The one thing she didn’t get from her mother was her interest in food. That came from Patricia Curtan, a one-time sous chef at Chez Panisse. Curtan, the longtime illustrator for Chez Panisse’s menus and Alice Waters’ books, was the mother of Harrison’s best friend from childhood.
“She would always make the freshest food, much of it from her own garden, and handmade pasta” Harrison said. “Even though I wasn’t so invested in food then, it definitely caught my eye.”
It wasn’t until a friend started taking culinary classes at Laney College that Harrison felt drawn to do the same. “It just triggered something, immediately from my first day, and I thought, ‘I’m going to do this for the rest of my life,’” she said, noting that she enjoyed “even the grunt work.”
In her early days in restaurant kitchens, she said that she often had to prove herself as a woman of color working among the mostly male chefs, experiencing discrimination and disrespect in the process.
At some point she answered a Craigslist ad for an as-then-unnamed Uptown restaurant. The job was at iconic Oakland spot Flora, cooking under chef Rico Rivera, who is now chef/owner of Oakland’s Almond & Oak. She stayed for nearly seven years, working her way from garde manger (cold dishes) to sous chef. “Rico really took me under his wing and invested in me as a person and as a chef,” Harrison said. “He’s had a huge influence on every decision I make.”
It was also at Flora that she worked on an all-female line of chefs for the first time. She still recalls it fondly, saying “it was like magic, like butter.”
From Flora, she went to Youth UpRising, and then opened her own catering business, JusLa Eats. When the pandemic began, JusLa partnered with Jose Andres’ World Central Kitchen, providing hundreds of meals for those in need. Eventually, Harrison started JusLa doing pop-ups, refining her vision, and honing her ideas for what would become Roux40. A GoFundMe has been helping her raise funds for the business (she welcomes donations but does not want any investors, she said).
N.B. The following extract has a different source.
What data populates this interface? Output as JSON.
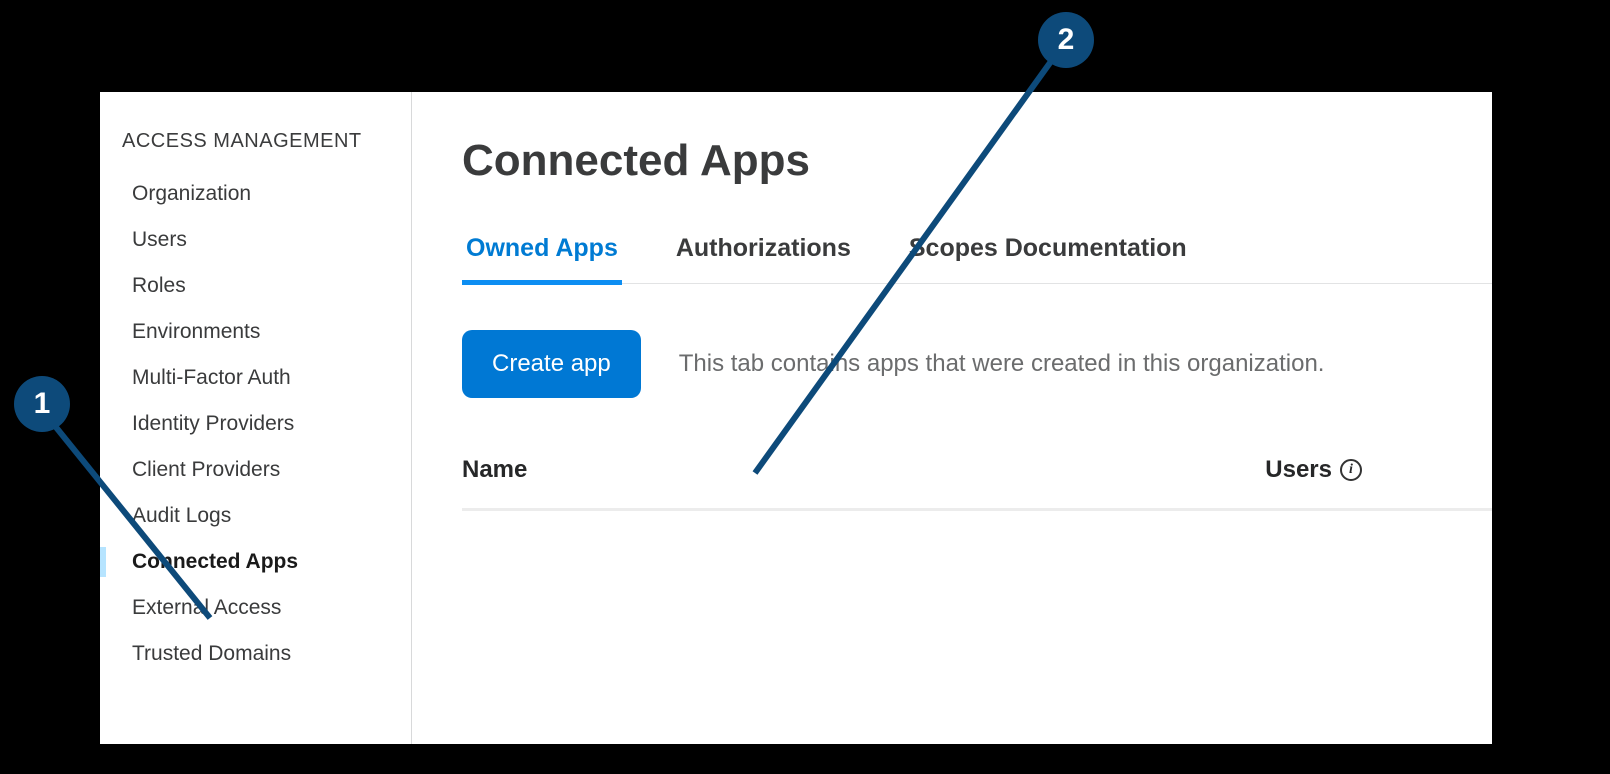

When Roux40 opens — Harrison’s target date is October — Harrison hopes to prioritize the hiring of young people of color who have an interest in hospitality. She worked closely with many folks like this at Youth UpRising, an organization in East Oakland that provides opportunities for young, at-risk residents.
There is a lack of people of color in leading roles at restaurant kitchens, Harrison said, an issue that she has experienced first-hand. With Roux40, she hopes to change that by offering members of historically underrepresented groups a new path to success.
“Some are able to learn by experience, but they don’t always get the opportunity if they don’t have the experience,” she said. “I want more of these young people to have the opportunities that I had that brought me to where I am now.”